What about this blog? Obviously the title “The StormSound Cycle” won’t make much sense from here on out. I’ll probably simply wrap this up after a couple more entries. I have an idea to start a new blog, with a somewhat expanded subject matter: not just music but art in general (including visual art, film, literature and poetry). The problem is that I don’t attend enough of those events to really write about them – though when I started this thing I said it would be a lot of my opinions, and who doesn’t like to express their opinions…?

1 comment:

  1. As a performer who occasionally manages to pull in 10 or 20 audience members myself, I can sympathize fully about attendance.
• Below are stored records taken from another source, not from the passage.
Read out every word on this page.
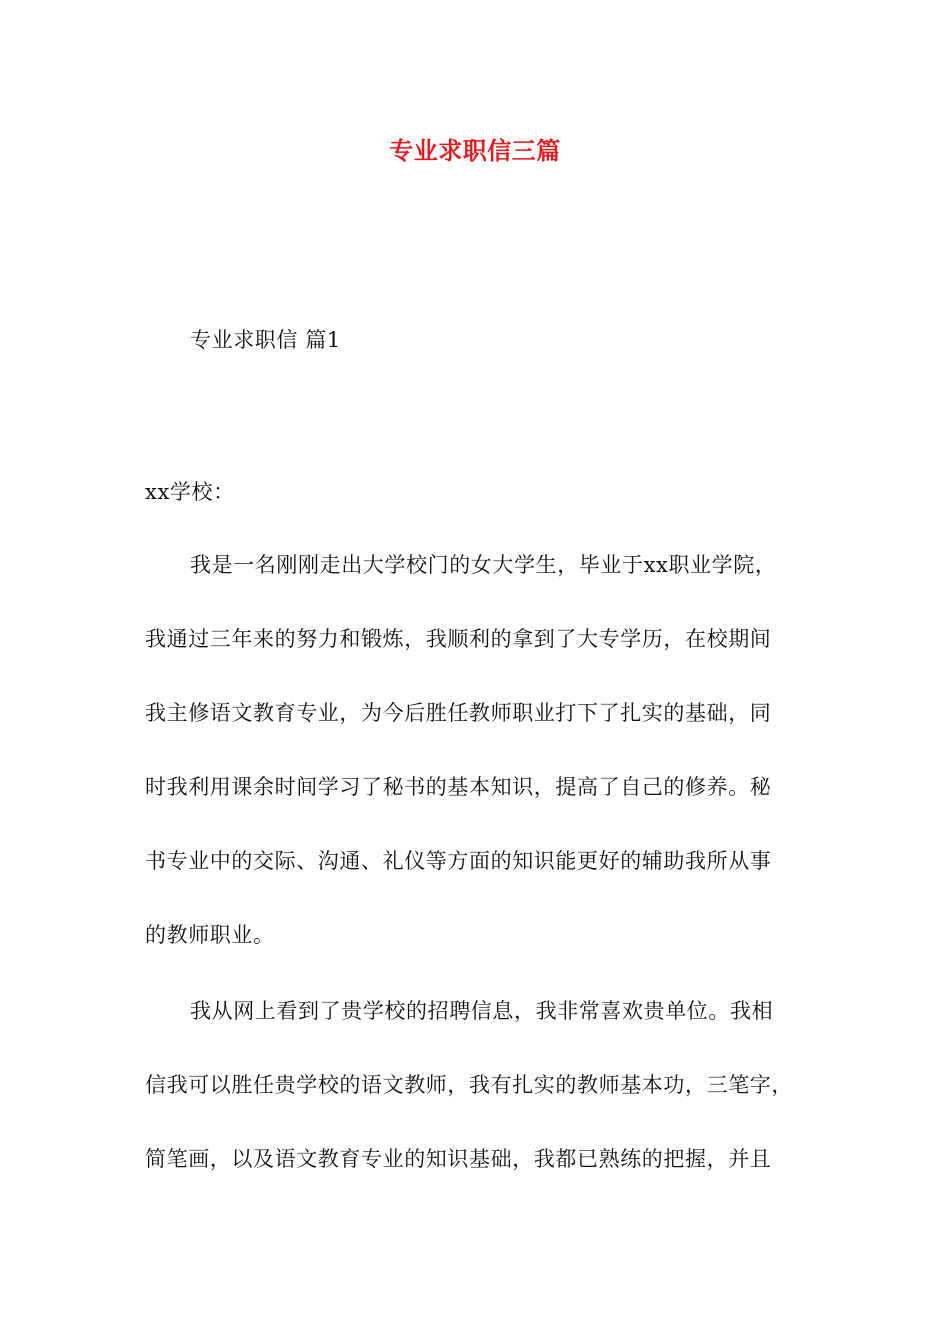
专业求职信三篇

专业求职信 篇1

xx学校：

我是一名刚刚走出大学校门的女大学生，毕业于xx职业学院，

我通过三年来的努力和锻炼，我顺利的拿到了大专学历，在校期间

我主修语文教育专业，为今后胜任教师职业打下了扎实的基础，同

时我利用课余时间学习了秘书的基本知识，提高了自己的修养。秘

书专业中的交际、沟通、礼仪等方面的知识能更好的辅助我所从事

的教师职业。

我从网上看到了贵学校的招聘信息，我非常喜欢贵单位。我相

信我可以胜任贵学校的语文教师，我有扎实的教师基本功，三笔字，

简笔画，以及语文教育专业的知识基础，我都已熟练的把握，并且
But it helps to realize that a mass audience is largely an artifact of tribal identity. Unless a music becomes strongly associated with a group of people - a village, a demographic group, a nation, etc. - then the audience will always consist of a few musicians (a tribe of the curious), their friends, and the accidental adventurer. Add to this the "scary" aspect of monumental length and the audience will shrink as a result. As for myself, I enjoyed the show immensely. The length, once I had committed myself, was not really a problem.

    One side note - early on in the show your audience consisted of the original three members of Banned Rehearsal. You could do worse.